Differential Regulation of IL-4Rα Expression by Antigen versus Cytokine Stimulation Characterizes Th2 Progression In Vivo

IL-4 promotes Th2 differentiation and provides immunity to helminth infections but is also associated with allergy and asthma. This suggests that precise adjustment of IL-4 responsiveness is needed to correctly balance immune responses. The IL-4R alpha chain is an essential component of the IL-4 receptor and signals via STAT6. In this study, we show that infection with a helminth pathogen elicited broad upregulation of IL-4R alpha on bystander CD4(+) T cells in the draining lymph node, while simultaneously resulting in the loss of IL-4R alpha expression on activated Th2 cells. IL-4R alpha upregulation was restricted to the reactive lymph node, occurred within 4 d of infection, and was driven by an IL-4- and STAT6-dependent mechanism. Mice heterozygous for Stat6 exhibited reduced IL-4R alpha upregulation and a correspondingly attenuated Th2 response.

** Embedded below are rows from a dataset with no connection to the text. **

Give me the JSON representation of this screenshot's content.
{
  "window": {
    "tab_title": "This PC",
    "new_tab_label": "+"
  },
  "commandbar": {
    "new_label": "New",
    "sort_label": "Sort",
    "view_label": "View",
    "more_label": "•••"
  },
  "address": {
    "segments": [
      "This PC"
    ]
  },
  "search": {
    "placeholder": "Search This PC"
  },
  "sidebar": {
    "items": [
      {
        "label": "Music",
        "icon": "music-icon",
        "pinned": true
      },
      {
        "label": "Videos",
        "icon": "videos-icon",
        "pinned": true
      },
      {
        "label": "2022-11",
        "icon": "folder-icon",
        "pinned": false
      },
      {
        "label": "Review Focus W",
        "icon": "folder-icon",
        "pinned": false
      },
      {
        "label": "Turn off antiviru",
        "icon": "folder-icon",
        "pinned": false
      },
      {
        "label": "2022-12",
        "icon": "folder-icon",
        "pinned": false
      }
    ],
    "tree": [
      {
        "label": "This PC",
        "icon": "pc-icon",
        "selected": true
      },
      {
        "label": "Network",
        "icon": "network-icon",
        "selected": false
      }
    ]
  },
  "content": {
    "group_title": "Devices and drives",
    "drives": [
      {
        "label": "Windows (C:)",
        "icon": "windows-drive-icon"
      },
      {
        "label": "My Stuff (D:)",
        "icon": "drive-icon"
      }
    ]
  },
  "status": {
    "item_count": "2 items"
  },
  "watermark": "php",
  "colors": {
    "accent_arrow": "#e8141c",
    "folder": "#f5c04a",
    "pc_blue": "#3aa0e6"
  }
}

Indeed, the enhanced IL-4Ra upregulation in BALB/c mice, compared with that in C57BL6 mice, predicted their stronger Th2 response. The selective downregulation of IL-4R alpha on highly activated Th cells was triggered by antigenic stimulation, was accompanied by loss of IL-7R alpha, and rendered the cells unresponsive to IL-4. Together these data reveal a tightly controlled program of changing IL-4 responsiveness that characterizes the initiation, amplification, and restriction of a Th2 response in vivo. The Journal of Immunology, 2010, 184: 615-623.